Very similar to @Eastsun's, but a bit more intention revealing. Tested in Scala 2.8.

scala> val l  = List(1, 2, 3)
l: List[Int] = List(1, 2, 3)

scala> Stream.continually(l.toStream).flatten.take(10).toList
res3: List[Int] = List(1, 2, 3, 1, 2, 3, 1, 2, 3, 1)

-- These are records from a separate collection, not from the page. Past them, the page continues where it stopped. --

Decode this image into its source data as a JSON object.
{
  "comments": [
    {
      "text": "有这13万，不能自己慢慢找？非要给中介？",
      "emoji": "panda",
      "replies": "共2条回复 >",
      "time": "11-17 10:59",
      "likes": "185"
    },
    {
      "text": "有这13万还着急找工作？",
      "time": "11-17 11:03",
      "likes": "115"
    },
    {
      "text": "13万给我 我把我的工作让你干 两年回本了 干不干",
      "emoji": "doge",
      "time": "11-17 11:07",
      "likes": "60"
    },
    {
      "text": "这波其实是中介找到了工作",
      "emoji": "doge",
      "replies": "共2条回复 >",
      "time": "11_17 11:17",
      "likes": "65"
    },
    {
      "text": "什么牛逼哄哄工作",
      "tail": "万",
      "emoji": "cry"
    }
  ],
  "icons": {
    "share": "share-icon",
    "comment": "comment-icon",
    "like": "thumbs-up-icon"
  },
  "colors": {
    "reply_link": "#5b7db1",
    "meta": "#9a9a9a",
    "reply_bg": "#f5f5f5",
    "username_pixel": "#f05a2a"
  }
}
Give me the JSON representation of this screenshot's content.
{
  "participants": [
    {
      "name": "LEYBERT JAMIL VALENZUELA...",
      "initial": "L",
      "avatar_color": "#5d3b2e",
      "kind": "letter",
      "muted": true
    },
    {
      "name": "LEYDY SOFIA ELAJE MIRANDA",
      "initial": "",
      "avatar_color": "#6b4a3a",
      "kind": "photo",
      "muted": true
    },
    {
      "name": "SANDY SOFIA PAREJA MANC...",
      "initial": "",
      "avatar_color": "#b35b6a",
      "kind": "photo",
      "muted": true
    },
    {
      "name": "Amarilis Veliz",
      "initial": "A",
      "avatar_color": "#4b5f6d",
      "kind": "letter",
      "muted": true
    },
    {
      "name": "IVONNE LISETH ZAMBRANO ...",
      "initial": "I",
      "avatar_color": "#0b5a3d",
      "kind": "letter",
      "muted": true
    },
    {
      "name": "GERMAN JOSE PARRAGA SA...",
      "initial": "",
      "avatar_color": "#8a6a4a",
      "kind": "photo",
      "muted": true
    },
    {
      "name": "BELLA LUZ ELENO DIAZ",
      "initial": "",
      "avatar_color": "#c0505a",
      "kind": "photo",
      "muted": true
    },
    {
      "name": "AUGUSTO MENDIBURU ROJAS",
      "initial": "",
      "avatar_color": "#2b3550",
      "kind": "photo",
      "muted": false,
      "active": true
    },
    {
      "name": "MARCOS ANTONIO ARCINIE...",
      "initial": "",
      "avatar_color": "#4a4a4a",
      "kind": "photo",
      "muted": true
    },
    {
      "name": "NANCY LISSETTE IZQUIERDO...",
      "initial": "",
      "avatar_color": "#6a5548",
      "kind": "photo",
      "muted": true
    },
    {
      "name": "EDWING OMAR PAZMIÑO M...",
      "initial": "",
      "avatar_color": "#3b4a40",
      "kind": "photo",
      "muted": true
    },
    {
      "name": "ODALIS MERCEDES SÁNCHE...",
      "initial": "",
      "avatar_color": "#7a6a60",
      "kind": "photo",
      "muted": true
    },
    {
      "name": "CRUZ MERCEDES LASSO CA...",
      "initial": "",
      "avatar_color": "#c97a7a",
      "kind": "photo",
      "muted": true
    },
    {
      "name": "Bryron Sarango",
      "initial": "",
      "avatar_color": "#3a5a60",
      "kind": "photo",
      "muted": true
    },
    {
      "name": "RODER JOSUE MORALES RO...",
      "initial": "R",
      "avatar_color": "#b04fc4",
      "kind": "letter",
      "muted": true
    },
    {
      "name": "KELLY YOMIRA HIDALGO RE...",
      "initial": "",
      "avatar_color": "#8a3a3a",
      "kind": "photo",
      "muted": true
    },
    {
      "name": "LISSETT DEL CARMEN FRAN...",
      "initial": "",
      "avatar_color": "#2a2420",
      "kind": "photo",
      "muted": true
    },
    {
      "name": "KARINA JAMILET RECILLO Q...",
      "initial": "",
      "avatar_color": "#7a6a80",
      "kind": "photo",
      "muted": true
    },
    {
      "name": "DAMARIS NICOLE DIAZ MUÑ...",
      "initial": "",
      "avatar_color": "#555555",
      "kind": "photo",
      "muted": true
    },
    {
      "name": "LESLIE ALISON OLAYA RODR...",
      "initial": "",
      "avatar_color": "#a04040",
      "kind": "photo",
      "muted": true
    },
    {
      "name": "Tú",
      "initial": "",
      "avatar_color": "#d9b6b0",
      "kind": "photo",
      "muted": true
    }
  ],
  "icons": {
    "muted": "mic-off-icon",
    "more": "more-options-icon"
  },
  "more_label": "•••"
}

Alternatively, with Scalaz:

scala> import scalaz._
import scalaz._

scala> import Scalaz._
import Scalaz._

scala> val l = List(1, 2, 3)
l: List[Int] = List(1, 2, 3)

scala> l.toStream.repeat[Stream].join.take(10).toList
res7: List[Int] = List(1, 2, 3, 1, 2, 3, 1, 2, 3, 1)


回答2:

An alternative method is concatenating the .toStream of the input with itself recursively. That is,

scala> val xs: Stream[Int] = List(1, 2, 3).toStream #::: xs
xs: Stream[Int] = Stream(1, ?)

scala> xs.take(10).toList
res1: List[Int] = List(1, 2, 3, 1, 2, 3, 1, 2, 3, 1)


回答3:

There is a simple way with Stream#flatten in scala 2.8

Welcome to Scala version 2.8.0.r20542-b20100116020126 (Java HotSpot(TM) Client VM, Java 1.6.0_18).
Type in expressions to have them evaluated.
Type :help for more information.

scala> def cycle[T](seq: Seq[T]) = Stream.from(0).flatten(_ => seq)
cycle: [T](seq: Seq[T])scala.collection.immutable.Stream[T]

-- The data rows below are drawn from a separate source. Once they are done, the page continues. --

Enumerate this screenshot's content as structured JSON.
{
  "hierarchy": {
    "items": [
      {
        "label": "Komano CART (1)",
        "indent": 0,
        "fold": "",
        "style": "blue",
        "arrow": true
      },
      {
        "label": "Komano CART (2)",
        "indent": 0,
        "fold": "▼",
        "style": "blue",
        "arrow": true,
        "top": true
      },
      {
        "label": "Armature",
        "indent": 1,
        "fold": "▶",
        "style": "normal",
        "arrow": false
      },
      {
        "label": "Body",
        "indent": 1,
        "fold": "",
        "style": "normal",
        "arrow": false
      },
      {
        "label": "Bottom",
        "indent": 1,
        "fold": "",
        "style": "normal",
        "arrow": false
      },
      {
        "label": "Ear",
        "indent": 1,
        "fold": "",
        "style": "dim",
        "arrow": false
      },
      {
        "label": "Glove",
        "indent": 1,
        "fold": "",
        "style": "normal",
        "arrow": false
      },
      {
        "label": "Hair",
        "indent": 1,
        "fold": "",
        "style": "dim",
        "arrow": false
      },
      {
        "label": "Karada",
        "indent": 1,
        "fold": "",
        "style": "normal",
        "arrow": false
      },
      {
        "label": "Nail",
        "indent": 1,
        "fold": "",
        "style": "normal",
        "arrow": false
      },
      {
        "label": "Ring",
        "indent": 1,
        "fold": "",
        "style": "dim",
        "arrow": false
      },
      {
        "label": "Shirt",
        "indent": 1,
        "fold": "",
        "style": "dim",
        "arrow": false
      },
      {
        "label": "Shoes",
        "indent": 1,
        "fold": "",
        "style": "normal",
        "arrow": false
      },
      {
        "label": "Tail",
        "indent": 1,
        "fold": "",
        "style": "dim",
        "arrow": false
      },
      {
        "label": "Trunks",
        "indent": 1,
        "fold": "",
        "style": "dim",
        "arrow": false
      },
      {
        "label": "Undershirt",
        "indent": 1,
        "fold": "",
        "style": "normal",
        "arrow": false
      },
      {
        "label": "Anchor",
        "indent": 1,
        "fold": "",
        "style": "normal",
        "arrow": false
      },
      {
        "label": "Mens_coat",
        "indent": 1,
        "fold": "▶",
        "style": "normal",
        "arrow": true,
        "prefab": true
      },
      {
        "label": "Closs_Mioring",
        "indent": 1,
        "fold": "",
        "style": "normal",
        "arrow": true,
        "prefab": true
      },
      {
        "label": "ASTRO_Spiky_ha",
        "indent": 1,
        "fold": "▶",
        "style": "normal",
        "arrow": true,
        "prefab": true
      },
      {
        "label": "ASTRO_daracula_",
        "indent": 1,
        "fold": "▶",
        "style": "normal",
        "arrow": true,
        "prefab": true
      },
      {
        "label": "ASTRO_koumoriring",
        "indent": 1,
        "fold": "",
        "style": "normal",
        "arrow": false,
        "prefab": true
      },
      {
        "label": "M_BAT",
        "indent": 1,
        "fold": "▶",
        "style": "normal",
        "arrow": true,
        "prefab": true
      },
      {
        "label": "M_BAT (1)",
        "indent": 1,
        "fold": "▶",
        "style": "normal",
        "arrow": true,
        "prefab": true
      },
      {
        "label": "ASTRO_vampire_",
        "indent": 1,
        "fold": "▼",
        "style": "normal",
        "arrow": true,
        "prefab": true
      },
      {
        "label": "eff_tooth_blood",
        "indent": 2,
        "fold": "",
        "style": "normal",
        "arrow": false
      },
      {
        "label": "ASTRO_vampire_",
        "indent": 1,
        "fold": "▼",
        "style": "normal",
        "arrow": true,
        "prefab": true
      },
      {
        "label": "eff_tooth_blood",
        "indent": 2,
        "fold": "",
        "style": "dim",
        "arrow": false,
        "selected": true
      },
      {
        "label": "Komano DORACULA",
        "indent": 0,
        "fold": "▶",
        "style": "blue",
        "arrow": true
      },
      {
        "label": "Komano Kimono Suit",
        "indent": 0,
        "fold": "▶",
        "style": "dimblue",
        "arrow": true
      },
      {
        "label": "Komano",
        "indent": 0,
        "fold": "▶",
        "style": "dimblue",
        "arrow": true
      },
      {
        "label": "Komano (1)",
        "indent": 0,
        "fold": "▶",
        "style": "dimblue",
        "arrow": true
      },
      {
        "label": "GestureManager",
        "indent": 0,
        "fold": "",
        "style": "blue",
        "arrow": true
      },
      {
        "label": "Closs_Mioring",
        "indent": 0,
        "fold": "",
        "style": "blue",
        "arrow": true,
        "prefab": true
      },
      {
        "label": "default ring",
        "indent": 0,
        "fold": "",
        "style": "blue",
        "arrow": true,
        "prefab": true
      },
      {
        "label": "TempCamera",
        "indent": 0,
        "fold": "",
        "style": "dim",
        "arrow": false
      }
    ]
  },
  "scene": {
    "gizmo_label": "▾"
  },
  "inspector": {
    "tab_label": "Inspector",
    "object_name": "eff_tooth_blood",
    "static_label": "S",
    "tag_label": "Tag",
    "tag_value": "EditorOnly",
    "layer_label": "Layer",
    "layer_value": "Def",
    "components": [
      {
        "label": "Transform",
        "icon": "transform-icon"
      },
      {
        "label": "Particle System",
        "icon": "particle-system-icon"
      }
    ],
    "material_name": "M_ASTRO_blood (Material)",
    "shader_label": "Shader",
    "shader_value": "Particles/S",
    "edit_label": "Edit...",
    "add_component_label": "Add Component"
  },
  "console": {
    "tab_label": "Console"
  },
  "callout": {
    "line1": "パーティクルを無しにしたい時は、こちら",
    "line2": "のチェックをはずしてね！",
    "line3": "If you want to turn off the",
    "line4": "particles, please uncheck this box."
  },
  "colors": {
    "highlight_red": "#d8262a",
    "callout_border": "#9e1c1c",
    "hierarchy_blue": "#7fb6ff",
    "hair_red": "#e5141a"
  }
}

scala> cycle(1::2::3::Nil)
res0: scala.collection.immutable.Stream[Int] = Stream(1, ?)

scala> res0.take(10)
res1: scala.collection.immutable.Stream[Int] = Stream(1, ?)

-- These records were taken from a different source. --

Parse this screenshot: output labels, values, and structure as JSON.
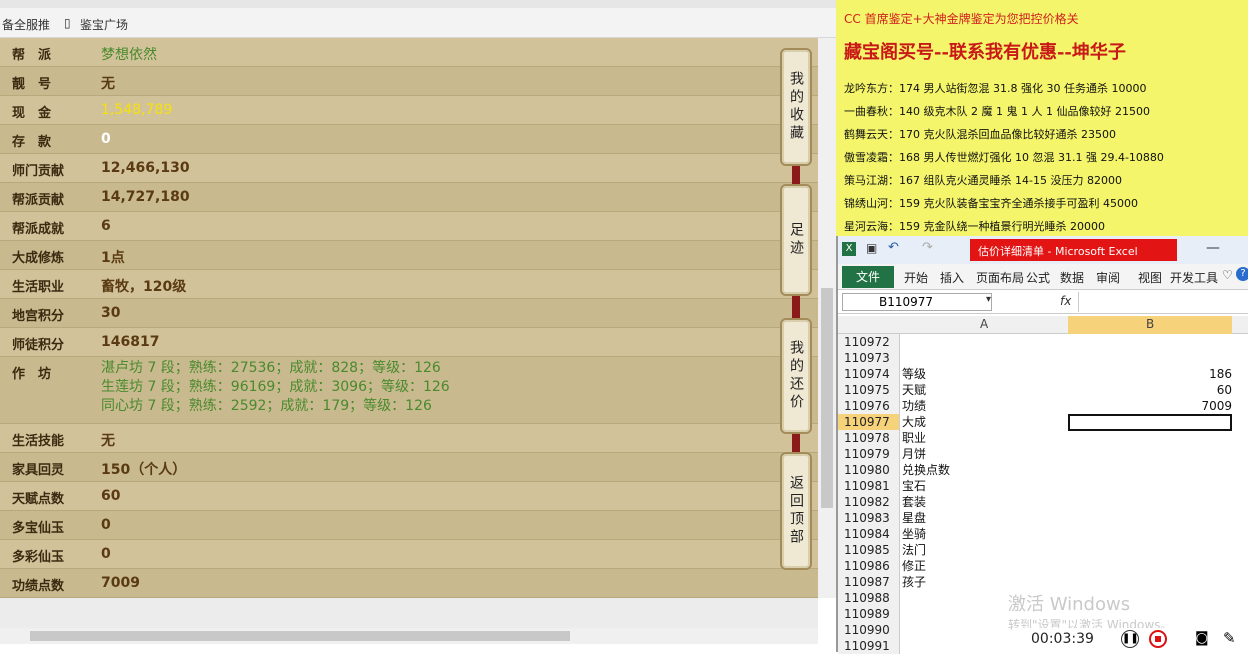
{
  "browser": {
    "bookmark1": "备全服推",
    "bookmark2": "鉴宝广场"
  },
  "rows": [
    {
      "label": "帮　派",
      "value": "梦想依然",
      "style": "green"
    },
    {
      "label": "靓　号",
      "value": "无",
      "style": ""
    },
    {
      "label": "现　金",
      "value": "1,548,789",
      "style": "yellow"
    },
    {
      "label": "存　款",
      "value": "0",
      "style": "white"
    },
    {
      "label": "师门贡献",
      "value": "12,466,130",
      "style": ""
    },
    {
      "label": "帮派贡献",
      "value": "14,727,180",
      "style": ""
    },
    {
      "label": "帮派成就",
      "value": "6",
      "style": ""
    },
    {
      "label": "大成修炼",
      "value": "1点",
      "style": ""
    },
    {
      "label": "生活职业",
      "value": "畜牧，120级",
      "style": ""
    },
    {
      "label": "地宫积分",
      "value": "30",
      "style": ""
    },
    {
      "label": "师徒积分",
      "value": "146817",
      "style": ""
    }
  ],
  "workshop": {
    "label": "作　坊",
    "lines": [
      "湛卢坊 7 段；熟练：27536；成就：828；等级：126",
      "生莲坊 7 段；熟练：96169；成就：3096；等级：126",
      "同心坊 7 段；熟练：2592；成就：179；等级：126"
    ]
  },
  "rows2": [
    {
      "label": "生活技能",
      "value": "无"
    },
    {
      "label": "家具回灵",
      "value": "150（个人）"
    },
    {
      "label": "天赋点数",
      "value": "60"
    },
    {
      "label": "多宝仙玉",
      "value": "0"
    },
    {
      "label": "多彩仙玉",
      "value": "0"
    },
    {
      "label": "功绩点数",
      "value": "7009"
    }
  ],
  "side_buttons": [
    "我的收藏",
    "足迹",
    "我的还价",
    "返回顶部"
  ],
  "ad": {
    "line1": "CC 首席鉴定+大神金牌鉴定为您把控价格关",
    "line2": "藏宝阁买号--联系我有优惠--坤华子",
    "items": [
      "龙吟东方：174 男人站街忽混 31.8 强化 30 任务通杀 10000",
      "一曲春秋：140 级克木队 2 魔 1 鬼 1 人 1 仙品像较好 21500",
      "鹤舞云天：170 克火队混杀回血品像比较好通杀 23500",
      "傲雪凌霜：168 男人传世燃灯强化 10 忽混 31.1 强 29.4-10880",
      "策马江湖：167 组队克火通灵睡杀 14-15 没压力 82000",
      "锦绣山河：159 克火队装备宝宝齐全通杀接手可盈利 45000",
      "星河云海：159 克金队绕一种植景行明光睡杀 20000"
    ]
  },
  "excel": {
    "title": "估价详细清单 - Microsoft Excel",
    "file_tab": "文件",
    "tabs": [
      "开始",
      "插入",
      "页面布局",
      "公式",
      "数据",
      "审阅",
      "视图",
      "开发工具"
    ],
    "name_box": "B110977",
    "fx": "fx",
    "col_a": "A",
    "col_b": "B",
    "rows": [
      {
        "n": "110972",
        "a": "",
        "b": ""
      },
      {
        "n": "110973",
        "a": "",
        "b": ""
      },
      {
        "n": "110974",
        "a": "等级",
        "b": "186"
      },
      {
        "n": "110975",
        "a": "天赋",
        "b": "60"
      },
      {
        "n": "110976",
        "a": "功绩",
        "b": "7009"
      },
      {
        "n": "110977",
        "a": "大成",
        "b": ""
      },
      {
        "n": "110978",
        "a": "职业",
        "b": ""
      },
      {
        "n": "110979",
        "a": "月饼",
        "b": ""
      },
      {
        "n": "110980",
        "a": "兑换点数",
        "b": ""
      },
      {
        "n": "110981",
        "a": "宝石",
        "b": ""
      },
      {
        "n": "110982",
        "a": "套装",
        "b": ""
      },
      {
        "n": "110983",
        "a": "星盘",
        "b": ""
      },
      {
        "n": "110984",
        "a": "坐骑",
        "b": ""
      },
      {
        "n": "110985",
        "a": "法门",
        "b": ""
      },
      {
        "n": "110986",
        "a": "修正",
        "b": ""
      },
      {
        "n": "110987",
        "a": "孩子",
        "b": ""
      },
      {
        "n": "110988",
        "a": "",
        "b": ""
      },
      {
        "n": "110989",
        "a": "",
        "b": ""
      },
      {
        "n": "110990",
        "a": "",
        "b": ""
      },
      {
        "n": "110991",
        "a": "",
        "b": ""
      }
    ]
  },
  "watermark": {
    "line1": "激活 Windows",
    "line2": "转到\"设置\"以激活 Windows。"
  },
  "recorder": {
    "time": "00:03:39"
  }
}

scala> res0.take(10).toList
res2: List[Int] = List(1, 2, 3, 1, 2, 3, 1, 2, 3, 1)


回答4:

Here's an implementation which doesn't assume that length is efficient:

def rep[A](seq: Seq[A]) = {
  def inner(proj: Seq[A]): Stream[A] = {
    if (proj.isEmpty)
      inner(seq)
    else
      Stream.cons(proj.first, inner(proj drop 1))
  }

  if (seq.isEmpty)
    Stream.empty
  else
    inner(seq)
}

This should run in constant time for any Seq (including List or even Stream) and only imposes a constant time overhead to populate each element. Also, it works even for infinite sequences. So, you can call rep on an infinite Stream and the resulting Stream will be equivalent to the input.



回答5:

Stolen blatently from the excellent Scala by Example book, chapter 12, and with a few modifications:

def repeatedSeq(idx: Int, lst:Seq[Int]): Stream[Int] = Stream.cons(lst(idx), repeatedSeq((idx + 1)%lst.length, lst))

for(i <- repeatedSeq(1,List(1,1,2,3,5))) println(i)

This works for all Seq types (unless they can't be read from multiple times, of course). Might not be efficient if the .length call is slow. Tested in Scala 2.7.7.